The White House's favorite curve bender is called "comparative effectiveness review" -- a fancy way of saying "evidence." Study after study has shown that we waste an incredible amount of money on medical interventions that just don't work. If we can figure out which ones those are, we can stop using them and save money by not buying what we don't need. That may work. But the evidence will take a long time to amass, and we don't yet know what it will show. What if it finds that some brand-new and incredibly expensive treatments are wildly effective? That could raise spending. Industry stakeholders, however, had little interest in waiting around to find out: They made such a fuss that Congress quickly inserted a provision promising that the government wouldn't use any of this evidence in deciding what Medicare and Medicaid would cover. Because God forbid government programs rely on evidence.
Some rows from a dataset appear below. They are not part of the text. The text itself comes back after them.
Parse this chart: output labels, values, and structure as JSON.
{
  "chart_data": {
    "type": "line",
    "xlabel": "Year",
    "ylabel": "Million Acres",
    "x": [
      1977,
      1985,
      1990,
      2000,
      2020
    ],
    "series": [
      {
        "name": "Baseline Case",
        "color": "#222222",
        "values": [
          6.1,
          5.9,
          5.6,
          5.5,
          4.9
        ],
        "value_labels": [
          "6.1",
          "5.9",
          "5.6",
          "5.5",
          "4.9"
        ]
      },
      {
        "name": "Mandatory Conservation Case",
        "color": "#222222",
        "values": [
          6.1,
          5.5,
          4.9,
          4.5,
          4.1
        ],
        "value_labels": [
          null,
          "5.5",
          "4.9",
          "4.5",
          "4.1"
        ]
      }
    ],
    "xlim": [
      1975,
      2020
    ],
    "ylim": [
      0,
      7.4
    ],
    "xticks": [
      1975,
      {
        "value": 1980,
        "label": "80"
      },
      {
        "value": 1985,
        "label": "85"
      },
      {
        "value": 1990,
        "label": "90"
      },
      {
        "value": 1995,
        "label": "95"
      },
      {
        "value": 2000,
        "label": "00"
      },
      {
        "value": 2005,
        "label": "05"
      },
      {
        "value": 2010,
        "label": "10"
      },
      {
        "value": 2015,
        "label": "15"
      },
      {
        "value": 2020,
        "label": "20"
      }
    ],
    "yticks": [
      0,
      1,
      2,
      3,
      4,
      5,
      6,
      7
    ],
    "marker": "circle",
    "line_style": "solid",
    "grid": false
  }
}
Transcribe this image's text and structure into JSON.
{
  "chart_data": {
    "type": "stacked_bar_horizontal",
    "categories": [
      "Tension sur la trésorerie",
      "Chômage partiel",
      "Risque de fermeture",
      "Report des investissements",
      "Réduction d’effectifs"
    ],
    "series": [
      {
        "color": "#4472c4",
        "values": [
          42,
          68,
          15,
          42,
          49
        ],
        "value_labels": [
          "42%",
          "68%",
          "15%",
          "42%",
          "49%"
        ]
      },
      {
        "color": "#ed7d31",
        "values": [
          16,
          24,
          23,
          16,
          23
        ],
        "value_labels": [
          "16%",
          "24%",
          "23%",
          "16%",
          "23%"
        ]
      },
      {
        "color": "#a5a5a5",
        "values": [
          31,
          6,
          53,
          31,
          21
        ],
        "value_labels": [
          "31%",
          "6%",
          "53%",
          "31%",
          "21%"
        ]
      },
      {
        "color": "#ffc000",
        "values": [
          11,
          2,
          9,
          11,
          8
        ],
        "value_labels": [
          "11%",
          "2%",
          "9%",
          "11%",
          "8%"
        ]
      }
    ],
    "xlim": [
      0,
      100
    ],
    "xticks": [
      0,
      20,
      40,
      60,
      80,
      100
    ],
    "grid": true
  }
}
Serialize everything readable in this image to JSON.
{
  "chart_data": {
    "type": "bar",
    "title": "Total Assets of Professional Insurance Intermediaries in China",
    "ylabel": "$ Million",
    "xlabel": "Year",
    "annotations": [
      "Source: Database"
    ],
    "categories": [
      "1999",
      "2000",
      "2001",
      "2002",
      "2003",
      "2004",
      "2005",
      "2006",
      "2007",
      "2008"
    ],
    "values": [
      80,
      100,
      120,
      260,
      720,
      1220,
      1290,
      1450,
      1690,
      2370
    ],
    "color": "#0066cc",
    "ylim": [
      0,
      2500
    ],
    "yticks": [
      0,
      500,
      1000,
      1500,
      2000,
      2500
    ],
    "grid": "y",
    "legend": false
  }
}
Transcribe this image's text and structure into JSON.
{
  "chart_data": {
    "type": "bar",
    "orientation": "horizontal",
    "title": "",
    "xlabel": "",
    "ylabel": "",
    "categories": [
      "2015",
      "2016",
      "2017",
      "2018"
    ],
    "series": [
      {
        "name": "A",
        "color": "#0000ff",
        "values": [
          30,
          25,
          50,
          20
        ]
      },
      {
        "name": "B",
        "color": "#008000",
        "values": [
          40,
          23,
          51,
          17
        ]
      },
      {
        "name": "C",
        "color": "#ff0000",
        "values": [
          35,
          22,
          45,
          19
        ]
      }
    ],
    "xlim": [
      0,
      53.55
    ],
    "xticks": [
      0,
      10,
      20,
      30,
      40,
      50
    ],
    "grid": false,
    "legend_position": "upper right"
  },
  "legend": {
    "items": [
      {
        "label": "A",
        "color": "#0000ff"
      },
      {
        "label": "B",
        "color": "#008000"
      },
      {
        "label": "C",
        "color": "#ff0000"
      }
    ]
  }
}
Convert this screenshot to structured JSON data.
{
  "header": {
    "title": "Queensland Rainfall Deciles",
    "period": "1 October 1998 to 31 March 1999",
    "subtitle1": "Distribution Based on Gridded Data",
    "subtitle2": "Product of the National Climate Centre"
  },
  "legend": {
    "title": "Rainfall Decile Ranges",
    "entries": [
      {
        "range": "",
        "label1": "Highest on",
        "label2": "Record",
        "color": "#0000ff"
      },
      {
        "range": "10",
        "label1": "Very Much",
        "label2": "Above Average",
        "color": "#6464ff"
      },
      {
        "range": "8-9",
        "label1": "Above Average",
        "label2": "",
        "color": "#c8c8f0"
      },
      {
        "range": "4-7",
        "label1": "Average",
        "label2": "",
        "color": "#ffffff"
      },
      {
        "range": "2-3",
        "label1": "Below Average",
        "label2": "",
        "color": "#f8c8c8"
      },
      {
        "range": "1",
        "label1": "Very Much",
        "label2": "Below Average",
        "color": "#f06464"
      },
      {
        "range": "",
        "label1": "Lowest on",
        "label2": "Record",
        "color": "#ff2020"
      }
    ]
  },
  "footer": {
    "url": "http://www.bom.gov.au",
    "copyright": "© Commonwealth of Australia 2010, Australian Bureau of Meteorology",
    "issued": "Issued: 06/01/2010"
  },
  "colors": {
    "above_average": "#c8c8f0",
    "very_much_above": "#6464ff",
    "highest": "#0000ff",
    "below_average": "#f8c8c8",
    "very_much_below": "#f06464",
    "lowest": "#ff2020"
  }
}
Note from Write Resources- We do know the answer to the above, ThedaCare and others can prove to other plans how to do it.
The favorite proposal of liberals is the public insurance option. If the public plan were open to all Americans and partnered with Medicare, it could negotiate deep discounts with health-care providers. The Lewin Group, a health industry consultancy firm, and the Commonwealth Fund, a liberal-leaning health-care advocacy organization, have both estimated that this sort of plan could save the average American 20 to 30 percent on premiums.
Of course, providers don't much like the sound of that because they would see 20 to 30 percent less revenue. And insurers don't much like the sound of that because they could not compete with that sort of buying power. Republicans and centrist Democrats have banded together to weaken the public plan and maybe even remove it altogether. President Obama now promises that the public plan would be open only to the uninsured and wouldn't offer any advantages over private insurers. It won't, in other words, be allowed to save people money.
Conservatives favor the idea of taxing health-care benefits and popularizing "high-deductible health plans." In short, if people have to pay more for health care, they'll use less of it. This is true, but as you might expect, quite unpopular.
Melinda Beeuwkes Buntin, a researcher at the Rand Corporation, and David Cutler, a health economist at Harvard, recently estimated the savings that could be attained by "modernizing" the system over the next 10 years. The changes they examined weren't dramatic. Replacing paper records with computerized files, making it easier for people to comparison-shop across insurers, "bundling" payments for the treatment of a single illness rather than shelling out separately for each doctor visit -- that sort of thing. Added up, they equaled a startling $2 trillion over 10 years. That's a lot of money for policies that have received virtually no attention in the debate.
And yet, this is the quiet promise of health-care reform. The grand theories might fail. They often do. But making the system a bit better, a bit quicker and a bit more agile -- we can do that. And until the stove gets hot enough, it may be all we can do.